Cameroun : Attaques terroristes, les activités commerciales troublées

Les principaux effets observés dans ce secteur sont importants.

La fermeture des principales voies d’accès à la frontière à Amchidé et Fotokol dans la région de l’Extrême-nord, et Garoua-Boulaï dans la région de l’Est, et la fuite des populations exposées à la présence des groupes armés, ont des conséquences néfastes sur l’activité commerciale. Les effets y relatifs sont de grande ampleur. On cite dans un premier temps la raréfaction des produits en provenance du Nigeria, notamment les motocyclettes, les pièces détachées, les boissons gazeuses, les boîtes de conserve, les tissus de pagne, les détergents et produits cosmétiques, les produits plastiques, les produits pétroliers, les engrais, les matériaux de construction (ciment, feuilles de tôle, les fers à béton, etc.), les appareils électroniques et l’électroménager.

Ensuite, on note les difficultés d’écouler certains produits à destination du marché régional principalement destinés au Nigeria, au Tchad, en Rca, voire en Libye. Ces produits qui sont également consommés localement, comprennent les produits agricoles (les céréales, les tubercules, les oignons, l’ail, les fruits, le riz paddy, les légumineuses, etc.), les produits d’élevage (bovins, petits ruminants, volailles), les produits de la tannerie, le riz importé, les savons, le poisson séché, les peaux animalières. S’y ajoutent les produits à vocation à la réexportation ou en transit (riz, sucre, viande).Ce qui a surtout entrainé une baisse des prix des denrées alimentaires et des produits de l’élevage engendrant une diminution des revenus des agriculteurs et des éleveurs. Cette menace pourrait se traduire à terme par un désinvestissement, notamment dans les segments à forte intensité capitalistique (embouche bovine).

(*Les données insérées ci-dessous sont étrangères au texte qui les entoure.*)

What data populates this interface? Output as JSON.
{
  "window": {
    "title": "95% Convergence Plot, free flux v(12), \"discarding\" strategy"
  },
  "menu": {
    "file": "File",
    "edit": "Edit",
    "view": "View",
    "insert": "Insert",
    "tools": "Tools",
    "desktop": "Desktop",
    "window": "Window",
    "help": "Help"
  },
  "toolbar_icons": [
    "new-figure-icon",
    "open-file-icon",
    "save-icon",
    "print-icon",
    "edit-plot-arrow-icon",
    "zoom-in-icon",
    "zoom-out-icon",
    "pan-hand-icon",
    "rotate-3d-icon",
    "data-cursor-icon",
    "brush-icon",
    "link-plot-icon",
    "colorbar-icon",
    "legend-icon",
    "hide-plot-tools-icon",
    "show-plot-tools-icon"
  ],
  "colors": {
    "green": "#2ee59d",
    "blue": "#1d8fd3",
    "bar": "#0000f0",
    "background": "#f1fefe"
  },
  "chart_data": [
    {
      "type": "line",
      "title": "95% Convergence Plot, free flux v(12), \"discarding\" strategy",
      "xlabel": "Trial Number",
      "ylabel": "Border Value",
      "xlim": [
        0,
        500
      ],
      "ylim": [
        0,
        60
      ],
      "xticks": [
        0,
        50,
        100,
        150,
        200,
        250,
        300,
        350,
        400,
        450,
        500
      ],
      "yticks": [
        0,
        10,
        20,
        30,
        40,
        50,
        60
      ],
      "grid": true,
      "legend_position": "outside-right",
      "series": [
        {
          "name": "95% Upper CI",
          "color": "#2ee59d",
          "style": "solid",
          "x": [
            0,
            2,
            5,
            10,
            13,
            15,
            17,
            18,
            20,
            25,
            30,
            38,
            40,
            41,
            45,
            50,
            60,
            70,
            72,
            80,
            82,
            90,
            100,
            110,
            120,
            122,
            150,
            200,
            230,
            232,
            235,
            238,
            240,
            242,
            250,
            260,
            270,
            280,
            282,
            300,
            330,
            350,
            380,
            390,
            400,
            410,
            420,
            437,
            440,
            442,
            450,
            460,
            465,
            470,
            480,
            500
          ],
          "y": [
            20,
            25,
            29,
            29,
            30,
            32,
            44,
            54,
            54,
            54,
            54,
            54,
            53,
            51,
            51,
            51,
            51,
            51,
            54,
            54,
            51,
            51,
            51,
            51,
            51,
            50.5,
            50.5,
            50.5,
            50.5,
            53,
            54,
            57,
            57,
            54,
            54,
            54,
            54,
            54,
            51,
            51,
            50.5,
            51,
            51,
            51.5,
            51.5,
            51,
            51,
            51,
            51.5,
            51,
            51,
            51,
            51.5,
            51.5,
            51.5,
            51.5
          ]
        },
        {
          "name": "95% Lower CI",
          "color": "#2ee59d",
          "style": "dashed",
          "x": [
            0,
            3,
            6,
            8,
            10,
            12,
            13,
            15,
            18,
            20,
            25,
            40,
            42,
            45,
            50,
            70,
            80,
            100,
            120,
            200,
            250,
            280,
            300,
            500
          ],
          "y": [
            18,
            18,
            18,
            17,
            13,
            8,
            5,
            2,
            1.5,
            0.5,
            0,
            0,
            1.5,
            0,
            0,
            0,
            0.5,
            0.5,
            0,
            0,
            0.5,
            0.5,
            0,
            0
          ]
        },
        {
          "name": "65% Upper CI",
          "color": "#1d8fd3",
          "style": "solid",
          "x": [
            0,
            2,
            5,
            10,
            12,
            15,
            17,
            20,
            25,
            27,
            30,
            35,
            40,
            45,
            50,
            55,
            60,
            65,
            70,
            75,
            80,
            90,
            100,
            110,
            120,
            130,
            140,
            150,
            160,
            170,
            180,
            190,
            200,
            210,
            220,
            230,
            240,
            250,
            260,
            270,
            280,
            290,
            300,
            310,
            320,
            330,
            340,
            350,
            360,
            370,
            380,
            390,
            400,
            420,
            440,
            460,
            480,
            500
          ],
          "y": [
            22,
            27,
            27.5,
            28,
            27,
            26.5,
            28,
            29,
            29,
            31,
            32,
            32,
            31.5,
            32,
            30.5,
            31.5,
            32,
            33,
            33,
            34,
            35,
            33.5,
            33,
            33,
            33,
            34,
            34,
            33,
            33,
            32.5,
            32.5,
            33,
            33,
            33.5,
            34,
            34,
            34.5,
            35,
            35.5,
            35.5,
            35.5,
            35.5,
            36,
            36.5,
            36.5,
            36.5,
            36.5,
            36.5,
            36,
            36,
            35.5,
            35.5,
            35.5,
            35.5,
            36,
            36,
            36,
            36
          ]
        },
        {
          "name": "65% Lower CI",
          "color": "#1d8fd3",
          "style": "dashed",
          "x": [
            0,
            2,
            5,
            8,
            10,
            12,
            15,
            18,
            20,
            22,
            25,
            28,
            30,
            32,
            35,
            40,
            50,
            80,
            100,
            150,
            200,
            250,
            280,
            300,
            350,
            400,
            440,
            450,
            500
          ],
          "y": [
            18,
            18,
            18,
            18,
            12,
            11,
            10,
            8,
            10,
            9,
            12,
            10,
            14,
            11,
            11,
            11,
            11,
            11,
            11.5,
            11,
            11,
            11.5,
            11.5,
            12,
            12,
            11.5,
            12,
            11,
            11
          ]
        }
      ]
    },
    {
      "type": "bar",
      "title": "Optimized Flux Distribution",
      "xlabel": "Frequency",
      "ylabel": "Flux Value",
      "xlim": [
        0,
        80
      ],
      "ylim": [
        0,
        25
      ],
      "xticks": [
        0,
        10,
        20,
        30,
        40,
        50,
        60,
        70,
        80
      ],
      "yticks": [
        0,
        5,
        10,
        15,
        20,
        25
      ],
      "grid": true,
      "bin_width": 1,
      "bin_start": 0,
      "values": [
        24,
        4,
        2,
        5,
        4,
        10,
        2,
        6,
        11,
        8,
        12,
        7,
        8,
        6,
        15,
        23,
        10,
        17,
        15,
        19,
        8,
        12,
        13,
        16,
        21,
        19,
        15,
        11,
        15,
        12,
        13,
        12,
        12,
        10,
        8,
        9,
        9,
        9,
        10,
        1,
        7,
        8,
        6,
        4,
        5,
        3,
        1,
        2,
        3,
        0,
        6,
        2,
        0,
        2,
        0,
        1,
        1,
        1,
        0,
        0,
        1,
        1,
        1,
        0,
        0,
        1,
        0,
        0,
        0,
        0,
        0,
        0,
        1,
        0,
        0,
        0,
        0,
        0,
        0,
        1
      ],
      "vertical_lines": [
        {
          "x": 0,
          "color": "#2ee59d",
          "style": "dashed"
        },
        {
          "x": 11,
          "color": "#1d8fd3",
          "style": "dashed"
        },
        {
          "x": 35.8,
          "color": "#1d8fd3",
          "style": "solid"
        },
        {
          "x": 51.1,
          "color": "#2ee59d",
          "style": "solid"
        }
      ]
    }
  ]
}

Autre effet observé, l’aggravation du déficit des capacités de transformation qui handicape le développement du commerce intérieur, notamment vers la partie sud du pays. Pour le cas particulier du riz, la Semry avec des capacités de décorticage très limitées, est confrontée à un afflux de riz paddy dont l’essentiel était exporté vers le Nigeria. De même, en ce qui concerne la filière bovine et ovine, les capacités des industries animales (abattoirs) sont également saturées, mettant en relief le récurrent problème de conditionnement et de conservation. Les experts pensent dans la même veine des pertes de crédits en marchandises accordés à certains clients qui sont tombés en faillite ou décédés suite aux affrontements armés. Ce problème est plus important chez les grands distributeurs où plus de 50% des clients proviennent de la Centrafrique pour la Région de l’Est, et du Nigéria pour les Régions septentrionales.

Activités agropastorales.

Dans la région de l’Extrême-Nord, l’activité de distribution et d’approvisionnement des marchés notamment dans les zones de grandes consommations est rendue difficile du fait de la mesure interdisant la mobilité des motocyclettes. Dans ce chapitre, l’on constate l’entrée massive des cheptels aussi bien du bovin que des petits ruminants en provenance des zones frontalières, du Nigeria et de la Centrafrique. Cet afflux des troupeaux a engendré de nombreuses difficultés parmi lesquelles : la recrudescence des conflits agriculteurs-éleveurs et éleveurs- éleveurs, du fait non seulement de la destruction des plantations par le bétail, mais également par la violation de certains pâturages privés ; l’accroissement du risque de transmission des maladies bovines et le retour de certaines maladies bovines déjà éradiquées au Cameroun; le surpâturage du fait de l’accroissement sensible du cheptel dans les localités frontalières ;l’occupation des espaces protégés notamment la réserve du Mberé ; le vol du bétail.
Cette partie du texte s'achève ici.